Carl Jung understood this long before contemporary disclosure culture. In Flying Saucers: A Modern Myth of Things Seen in the Skies, he did not begin by asking whether UFOs were physically real. He asked why the psyche was producing this image at all.
His answer was elegant and psychologically exact. The flying saucer functioned as a modern mandala, an organizing image of wholeness that appears when psychic life is threatened by fragmentation. A mandala is never merely decoration. It emerges during periods of war, social fracture, technological acceleration, and spiritual dislocation, when consciousness can no longer hold its own tension and the heavens begin to carry what the psyche cannot. We are living in such a time now, when technological acceleration and psychic fragmentation once again force the heavens to carry what consciousness cannot hold.
Artificial intelligence has entered cultural imagination with an intensity once reserved for gods, angels, and visitors from the stars. We project onto AI our hopes, our dread, our salvation fantasies, our annihilation fears, and our longing for contact with a superior intelligence. Yet this projection contains a profound confusion, because intelligence is not consciousness.
A machine may process faster than the human mind, organize information with astonishing efficiency, and simulate memory, voice, and pattern recognition, but consciousness is something else entirely. Consciousness includes grief, contradiction, moral conflict, eros, mortality, embodiment, and the capacity to be transformed by encounter. It is not merely the possession of information. It is the capacity to be wounded by reality and altered by meaning. This distinction matters because an extraterrestrial intelligence, at least symbolically, confronts us as alterity. It arrives as something genuinely other, something that destabilizes the ego and demands reorganization. It resembles what Jung would call an encounter with the Self numinous, unsettling, and morally demanding.
Artificial intelligence often does the opposite. It reflects us back to ourselves with increasing efficiency. It mirrors cognition while lacking soul. It offers knowledge without suffering, simulation without initiation, and mastery without reverence, which marks the symbolic difference between ET and AI.
James Hillman would remind us that psyche does not begin with facts. It begins with images. Before explanation, before proof, before certainty, there is the image that carries psychic charge. Hillman warned against literalism because literalism destroys symbolic life. The real question is not simply whether UFOs exist, but what the psyche is doing through this image and why the sky keeps speaking.
Part of the answer lies in what Jung and later Hillman would describe as the daemon, not a sentimental guardian or romantic destiny, but the organizing summons of the soul. The daemon is the pattern of necessity that arrives through repetition, interruption, symbol, dream, and encounter. It is what insists, often against personal preference, that one’s life belongs to something larger than personal will.

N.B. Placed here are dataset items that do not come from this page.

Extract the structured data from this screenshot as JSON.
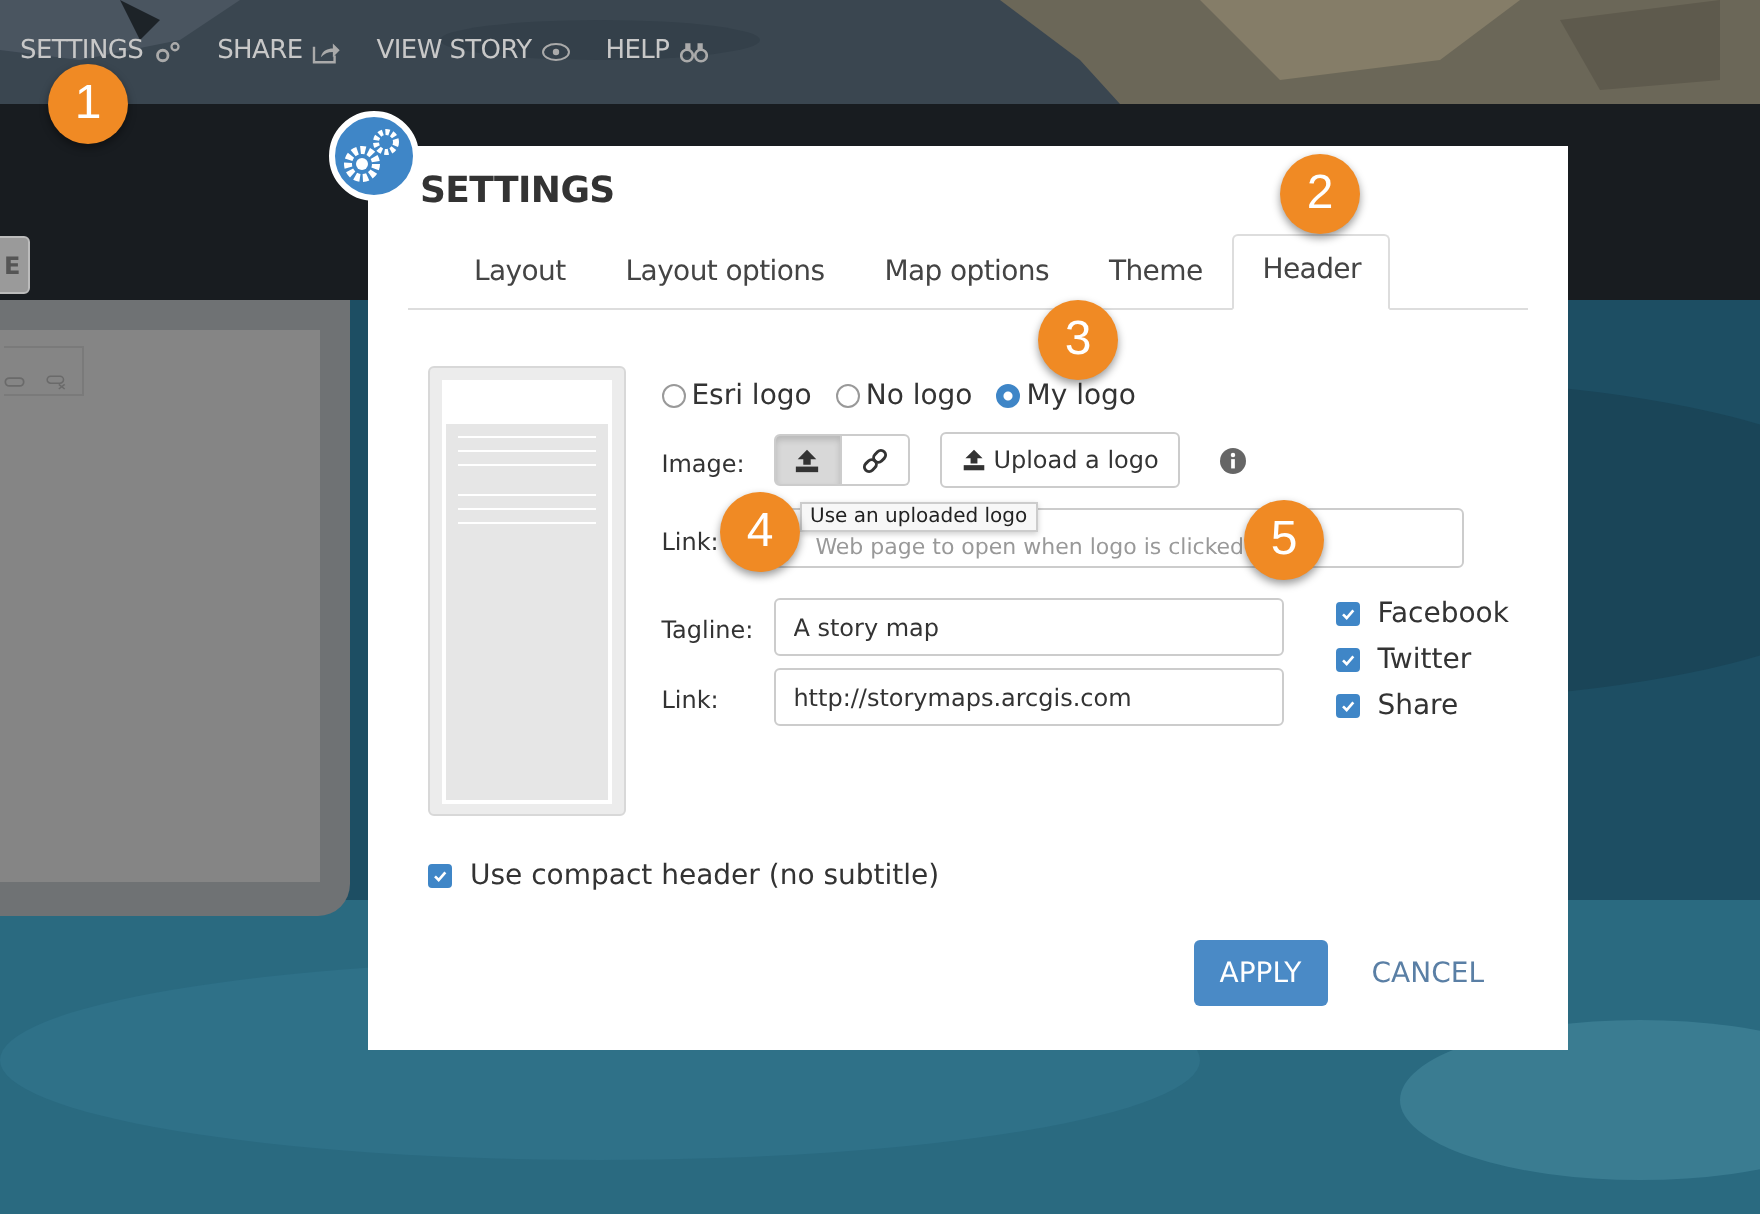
{
  "top_menu": [
    {
      "label": "SETTINGS",
      "kind": "settings"
    },
    {
      "label": "SHARE",
      "kind": "share"
    },
    {
      "label": "VIEW STORY",
      "kind": "view"
    },
    {
      "label": "HELP",
      "kind": "help"
    }
  ],
  "side_panel": {
    "button": "E"
  },
  "dialog": {
    "title": "SETTINGS",
    "tabs": [
      {
        "label": "Layout",
        "selected": false
      },
      {
        "label": "Layout options",
        "selected": false
      },
      {
        "label": "Map options",
        "selected": false
      },
      {
        "label": "Theme",
        "selected": false
      },
      {
        "label": "Header",
        "selected": true
      }
    ],
    "logo_options": [
      {
        "label": "Esri logo",
        "selected": false
      },
      {
        "label": "No logo",
        "selected": false
      },
      {
        "label": "My logo",
        "selected": true
      }
    ],
    "image": {
      "label": "Image:",
      "modes": [
        {
          "kind": "upload",
          "selected": true
        },
        {
          "kind": "link",
          "selected": false
        }
      ],
      "upload_button": "Upload a logo",
      "tooltip": "Use an uploaded logo"
    },
    "logo_link": {
      "label": "Link:",
      "placeholder": "Web page to open when logo is clicked"
    },
    "tagline": {
      "label": "Tagline:",
      "value": "A story map"
    },
    "tagline_link": {
      "label": "Link:",
      "value": "http://storymaps.arcgis.com"
    },
    "social": [
      {
        "label": "Facebook",
        "checked": true
      },
      {
        "label": "Twitter",
        "checked": true
      },
      {
        "label": "Share",
        "checked": true
      }
    ],
    "compact": {
      "label": "Use compact header (no subtitle)",
      "checked": true
    },
    "apply": "APPLY",
    "cancel": "CANCEL"
  },
  "callouts": [
    "1",
    "2",
    "3",
    "4",
    "5"
  ]
}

The extraterrestrial image often carries this daimonic charge. It appears less as information and more as summons. It asks not merely whether life exists elsewhere, but what in us must reorganize if consciousness itself is larger than we imagined.
Synchronicity belongs here because Jung described it not as magical thinking, but as meaningful acausal connection, moments in which inner and outer life briefly reveal themselves as participating in the same symbolic field. These are not simply coincidences; they are events of recognition, moments when psyche discloses pattern.

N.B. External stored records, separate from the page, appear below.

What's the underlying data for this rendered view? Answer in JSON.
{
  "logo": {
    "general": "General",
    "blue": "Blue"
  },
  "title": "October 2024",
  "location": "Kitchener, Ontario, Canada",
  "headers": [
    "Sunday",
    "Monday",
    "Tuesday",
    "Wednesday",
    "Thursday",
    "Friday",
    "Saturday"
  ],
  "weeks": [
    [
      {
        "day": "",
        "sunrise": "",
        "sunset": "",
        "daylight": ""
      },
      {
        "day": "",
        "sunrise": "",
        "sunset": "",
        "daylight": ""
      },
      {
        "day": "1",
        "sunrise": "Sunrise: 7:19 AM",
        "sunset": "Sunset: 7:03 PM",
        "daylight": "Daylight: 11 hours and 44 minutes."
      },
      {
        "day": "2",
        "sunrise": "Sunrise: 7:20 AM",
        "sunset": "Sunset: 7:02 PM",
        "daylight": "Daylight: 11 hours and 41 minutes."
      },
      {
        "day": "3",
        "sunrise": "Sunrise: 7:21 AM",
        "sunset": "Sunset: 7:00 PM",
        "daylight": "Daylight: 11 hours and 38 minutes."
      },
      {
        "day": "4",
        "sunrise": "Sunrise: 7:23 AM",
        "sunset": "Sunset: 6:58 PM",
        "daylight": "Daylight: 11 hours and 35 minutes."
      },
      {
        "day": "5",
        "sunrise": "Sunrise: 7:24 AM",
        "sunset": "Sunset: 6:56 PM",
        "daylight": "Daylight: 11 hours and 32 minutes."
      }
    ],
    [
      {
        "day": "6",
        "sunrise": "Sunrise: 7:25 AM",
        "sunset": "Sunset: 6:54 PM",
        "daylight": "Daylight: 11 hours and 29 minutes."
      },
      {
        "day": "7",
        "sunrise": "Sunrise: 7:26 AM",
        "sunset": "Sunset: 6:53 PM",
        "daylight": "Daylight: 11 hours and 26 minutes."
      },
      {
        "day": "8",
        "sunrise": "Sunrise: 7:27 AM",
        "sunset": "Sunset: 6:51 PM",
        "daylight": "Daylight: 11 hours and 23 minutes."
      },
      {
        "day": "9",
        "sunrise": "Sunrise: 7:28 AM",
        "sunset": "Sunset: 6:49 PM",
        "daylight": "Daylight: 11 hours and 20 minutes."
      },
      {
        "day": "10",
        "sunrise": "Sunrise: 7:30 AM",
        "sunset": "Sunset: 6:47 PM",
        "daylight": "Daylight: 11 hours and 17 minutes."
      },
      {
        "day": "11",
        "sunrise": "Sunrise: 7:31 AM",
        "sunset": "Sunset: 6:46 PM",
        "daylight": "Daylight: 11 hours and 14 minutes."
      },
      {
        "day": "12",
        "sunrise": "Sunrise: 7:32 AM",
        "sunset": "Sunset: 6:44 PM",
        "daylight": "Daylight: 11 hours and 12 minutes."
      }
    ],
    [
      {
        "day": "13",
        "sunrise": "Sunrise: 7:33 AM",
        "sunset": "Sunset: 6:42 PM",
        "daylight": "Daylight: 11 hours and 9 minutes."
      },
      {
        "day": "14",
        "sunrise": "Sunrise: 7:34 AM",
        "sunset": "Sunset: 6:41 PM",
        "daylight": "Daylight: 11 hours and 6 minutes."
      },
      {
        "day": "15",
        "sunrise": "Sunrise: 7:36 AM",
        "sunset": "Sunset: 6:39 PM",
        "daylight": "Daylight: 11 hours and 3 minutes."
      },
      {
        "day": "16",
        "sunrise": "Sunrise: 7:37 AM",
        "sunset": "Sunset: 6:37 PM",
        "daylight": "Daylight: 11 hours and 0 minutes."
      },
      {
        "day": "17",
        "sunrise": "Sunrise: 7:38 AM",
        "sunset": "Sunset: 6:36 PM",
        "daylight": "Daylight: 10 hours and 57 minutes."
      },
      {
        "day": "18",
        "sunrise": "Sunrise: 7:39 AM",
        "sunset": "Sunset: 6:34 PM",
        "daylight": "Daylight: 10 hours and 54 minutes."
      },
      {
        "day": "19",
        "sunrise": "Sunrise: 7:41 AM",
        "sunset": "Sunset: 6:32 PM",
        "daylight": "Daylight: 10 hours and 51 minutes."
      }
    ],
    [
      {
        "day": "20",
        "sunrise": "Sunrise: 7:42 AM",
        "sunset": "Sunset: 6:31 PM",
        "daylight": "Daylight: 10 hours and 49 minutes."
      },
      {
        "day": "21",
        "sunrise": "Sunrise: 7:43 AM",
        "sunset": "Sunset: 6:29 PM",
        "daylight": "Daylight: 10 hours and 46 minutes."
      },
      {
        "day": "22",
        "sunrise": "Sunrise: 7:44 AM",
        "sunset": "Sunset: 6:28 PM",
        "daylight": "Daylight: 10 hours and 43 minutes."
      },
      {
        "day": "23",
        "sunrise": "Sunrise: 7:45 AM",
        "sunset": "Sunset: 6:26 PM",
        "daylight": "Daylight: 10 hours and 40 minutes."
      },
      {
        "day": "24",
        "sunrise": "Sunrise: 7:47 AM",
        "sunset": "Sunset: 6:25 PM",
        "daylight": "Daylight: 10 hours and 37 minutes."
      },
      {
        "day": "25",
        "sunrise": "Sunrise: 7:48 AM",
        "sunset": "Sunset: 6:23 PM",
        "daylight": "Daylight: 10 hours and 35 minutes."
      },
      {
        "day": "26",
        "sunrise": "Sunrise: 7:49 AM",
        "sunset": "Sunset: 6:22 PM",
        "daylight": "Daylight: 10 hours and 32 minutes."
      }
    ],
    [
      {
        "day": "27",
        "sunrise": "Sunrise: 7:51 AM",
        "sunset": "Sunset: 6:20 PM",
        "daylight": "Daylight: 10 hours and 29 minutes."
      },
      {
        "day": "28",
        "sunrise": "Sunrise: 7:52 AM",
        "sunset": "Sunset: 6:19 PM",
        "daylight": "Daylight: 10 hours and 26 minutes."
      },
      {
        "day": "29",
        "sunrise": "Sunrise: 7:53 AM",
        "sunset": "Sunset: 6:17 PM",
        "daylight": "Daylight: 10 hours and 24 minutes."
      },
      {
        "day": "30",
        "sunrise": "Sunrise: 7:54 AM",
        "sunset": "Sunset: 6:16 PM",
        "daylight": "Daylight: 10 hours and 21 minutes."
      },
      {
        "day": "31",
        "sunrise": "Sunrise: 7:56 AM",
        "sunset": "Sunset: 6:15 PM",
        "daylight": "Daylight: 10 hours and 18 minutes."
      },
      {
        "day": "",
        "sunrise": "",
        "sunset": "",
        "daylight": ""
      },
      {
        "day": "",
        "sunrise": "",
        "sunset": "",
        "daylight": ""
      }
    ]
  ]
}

The daemon often announces itself this way. A dream returns. A stranger speaks the exact sentence one needed to hear. A death is accompanied by impossible timing. A luminous presence appears at the edge of perception. What matters is not proof in the scientific sense, but psychological exactness. Something larger than causality is asking to be noticed.

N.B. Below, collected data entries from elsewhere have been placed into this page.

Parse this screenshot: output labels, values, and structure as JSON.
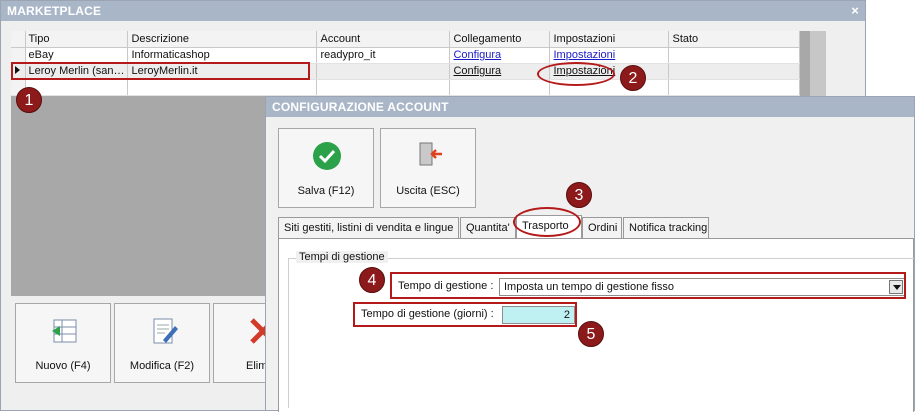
{
  "marketplace": {
    "title": "MARKETPLACE",
    "close": "×",
    "columns": [
      "Tipo",
      "Descrizione",
      "Account",
      "Collegamento",
      "Impostazioni",
      "Stato"
    ],
    "rows": [
      [
        "eBay",
        "Informaticashop",
        "readypro_it",
        "Configura",
        "Impostazioni",
        ""
      ],
      [
        "Leroy Merlin (san…",
        "LeroyMerlin.it",
        "",
        "Configura",
        "Impostazioni",
        ""
      ]
    ],
    "buttons": {
      "new": "Nuovo (F4)",
      "edit": "Modifica (F2)",
      "delete": "Elimi"
    }
  },
  "config": {
    "title": "CONFIGURAZIONE ACCOUNT",
    "save": "Salva (F12)",
    "exit": "Uscita (ESC)",
    "tabs": [
      "Siti gestiti, listini di vendita e lingue",
      "Quantita'",
      "Trasporto",
      "Ordini",
      "Notifica tracking"
    ],
    "group_title": "Tempi di gestione",
    "mode_label": "Tempo di gestione :",
    "mode_value": "Imposta un tempo di gestione fisso",
    "days_label": "Tempo di gestione (giorni) :",
    "days_value": "2"
  },
  "badges": [
    "1",
    "2",
    "3",
    "4",
    "5"
  ],
  "colors": {
    "accent": "#b41a1a",
    "badge": "#8c1a1a",
    "title": "#a9b6c8",
    "field": "#bff1f2",
    "ok": "#2ba14a",
    "exit": "#e0401e"
  }
}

David Stabala’s work on synchronicity has helped bring this question into contemporary language. His central concern is not whether coincidence can be statistically defended, but whether consciousness itself is relationally structured through meaning. Synchronicity interrupts the illusion that psyche is private and sealed. It reveals participation.
In that sense, the extraterrestrial image, the dream figure, the visitation, and the synchronistic event belong to the same family. Each destabilizes the ego’s assumption that it is central and self- contained. Each suggests that consciousness is discovered in relationship rather than manufactured in isolation.
The real disclosure may not be aliens at all. It may be the recognition that psyche has always been speaking through pattern.
Grief belongs to this conversation because, as Hillman and Shamdasani show in Lament of the Dead, the dead remain psychologically active in symbolic relation. The modern impulse is to resolve grief too quickly, as though mourning were a problem to be solved rather than a relationship to be endured. Yet dreams, memories, visitation experiences, and imaginal presences continue the dialogue, reminding us that the imaginal world is not fantasy, just as the heavens are not empty; both remain active symbolic fields through which soul continues speaking.
We continue looking upward because the soul requires vertical orientation, reminders that consciousness is not self-generated, and symbols capable of interrupting the closed circuit of self-reference and restoring reverence before what exceeds us. UFOs, angels, dreams, visitations, and luminous presences all perform a similar function. They remind us that something addresses us.
Marie-Louise von Franz understood this through fairy tale. A dragon does not need to be zoologically real to be psychologically exact. Fairy tales preserve symbolic truth precisely because they do not demand literal belief. The image is often true before it is factual.
In my own work through the Holographic Mind Model, consciousness is not housed solely inside the skull. Psyche is distributed across symbolic fields of relationship, image, place, and encounter. Meaning is not manufactured by the isolated ego. It is discovered through participation.
Psyche often arrives most truthfully in forms small enough to remain trustworthy, which is why small figures matter. Kevin the Mouse, a recurring imaginal figure in my own writing, represents witnessing consciousness. He is small enough to remain humble, clear enough to see what larger figures miss, and intimate enough to preserve relationship. He does not dominate the field. He attends to it.
In a culture obsessed with scale, Kevin reminds us that soul often arrives in miniature. He suffers meaning rather than processing it. He witnesses rather than controls. He teaches the posture required to survive mystery: not mastery, but participation.
If AI reflects cognition, Kevin reflects consciousness itself: participation, humility, and the capacity to suffer meaning, and if extraterrestrial imagery confronts us with the scale of the unknown, Kevin reminds us how to meet that unknown without losing soul. Spielberg has always understood this, which is why Close Encounters of the Third Kind frames contact not as conquest but as awe. The unknown is not enemy but summons, and the deepest human response to the truly alien is not domination, but reverence.
These stories continue to matter not because we need better science fiction, but because we need better metaphysics. We need symbols large enough to hold modern anxiety without collapsing into either technological worship or cynical dismissal. The question is no longer whether UFOs are out there, but what becomes of consciousness when the sky is no longer empty. Human beings continue to look upward because psyche still requires a horizon larger than the self. We need symbols capable of interrupting self-enclosure, reminders that meaning arrives from beyond the ego’s control, and forms of imagination large enough to restore reverence before mystery.
The real disclosure may not be extraterrestrial at all. It may be the recognition that consciousness has always depended upon relationship with what cannot be mastered, only encountered, and that the deepest task of consciousness is not certainty, but fidelity; not domination, but reverence before what exceeds us. The heavens remain one of the oldest mirrors of the soul, reminding us that psyche has never ceased speaking, and perhaps the most dangerous illusion of the technological age is not believing too much in aliens, but believing too little in soul.